104
Na op dit zeer duidelijke karakter gewezen te hebben, kan ik de overige voorbijgaan.
De Alstroemeria aurantiaca is vermoedelijk omstreeks het jaar 1830, uit Chili in Engeland ingevoerd en wordt oorspronkelijk gevonden op het eiland Chiloe, op 44° Z.Br. gelegen. Het kan derhalve geen verwondering baren dat deze plant onze winterkoude verdraagt, wanneer men bedenkt dat die ligging overeenkomt b.v. met het Noordelijke gedeelte van Italië, zoodat de hoogte waarop zij daar op 't gebergte voorkomt dus niet zoo aanzienlijk behoeft te zijn of men verkrijgt reeds een aan het onze overeenkomstig klimaat.
De Heer van Houtte, die de A. aurantiaca zelfs bij het honderd aanbiedt, voegt er in zijn Catalogus bij: "tout à fait rustique." Ik acht het evenwel een weinigje gevaarlijk om dit hem zonder eenige reserve na te zeggen. Zooveel is zeker, dat deze planten onder eene ligte bedekking zeer goed blijven, en dit vermindert hare waarde niets en voor niemand, daar overal in 't najaar een weinigje blad bij de hand is, om dat er op te werpen.
Eene minder fraaije verscheidenheid hiervan is door Hooker afgebeeld in het Botanical Magazine vol. LXI. tab. 3350, en wel onder den naam A. aurea, die als synoniem met den hier opgegevenen moet beschouwd worden. Ook Lindley gaf eene afbeelding dezer soort in het Botanical Register tab. 1843, welke meer met de onze overeenkomt.
Dat ze voor veel verscheidenheid—'t zij men hier van in de natuur, op de Andes van Chili, ontstane of in de Europesche tuinen door kunstmatige bevruchting gewonnen variëteiten te denken hebbe—vatbaar is, blijkt o. a. uit de door van Houtte in zijn Flore des serres et des jardins de l'Europe vol. XVI. p. 63 gegeven plaat, waarop een aantal verscheidenheden in de levendigste kleuren zijn afgebeeld, en waaruit tevens blijkt dat deze sierlijk bloeijende planten in alle opzigten waard zijn meer bij de liefhebbers bekend en dus beter gewaardeerd te worden dan werkelijk het geval is.
Moeite vereischen ze in geenen deele, terwijl ook de prijs ervan niemand behoeft af te schrikken.

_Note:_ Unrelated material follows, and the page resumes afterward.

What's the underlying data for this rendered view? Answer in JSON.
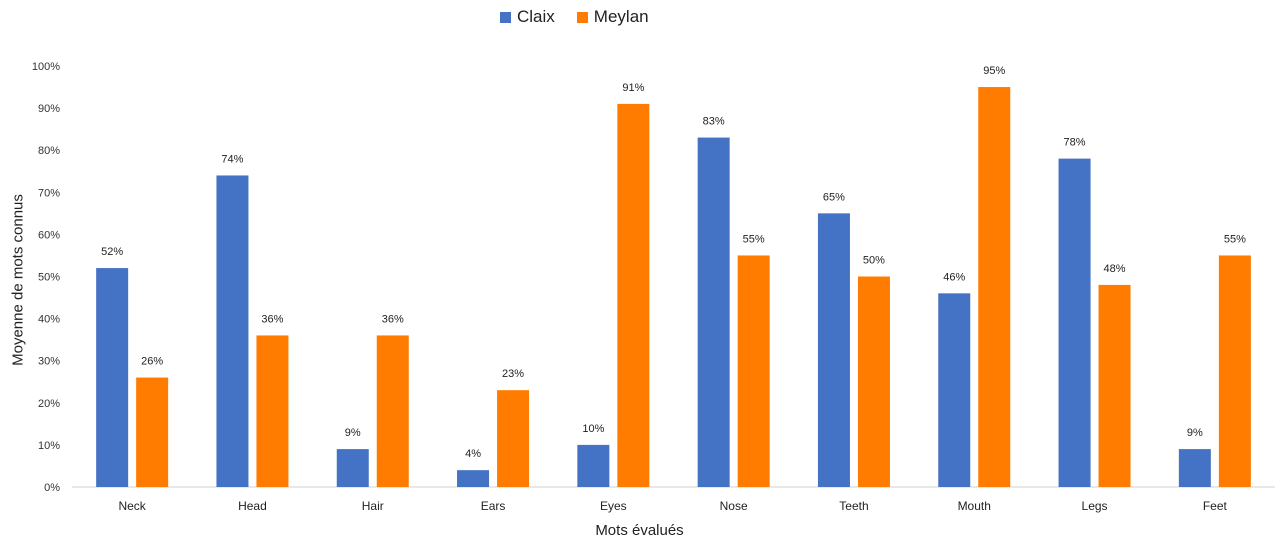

Ze beminnen een lossen, d.i. min of meer zandigen, maar daarbij voedzamen grond, en laten zich zoowel door verdeeling der wortels als door zaden, die men in ligte aarde, onder glas, liefst spoedig na de inoogsting, zaait, zeer gemakkelijk vermenigvuldigen. Ze bloeijen in Julij en Augustus, en sterven na den bloei spoedig af, wanneer het tevens de tijd is om ze des verkiezende te verplanten en te vermenigvuldigen.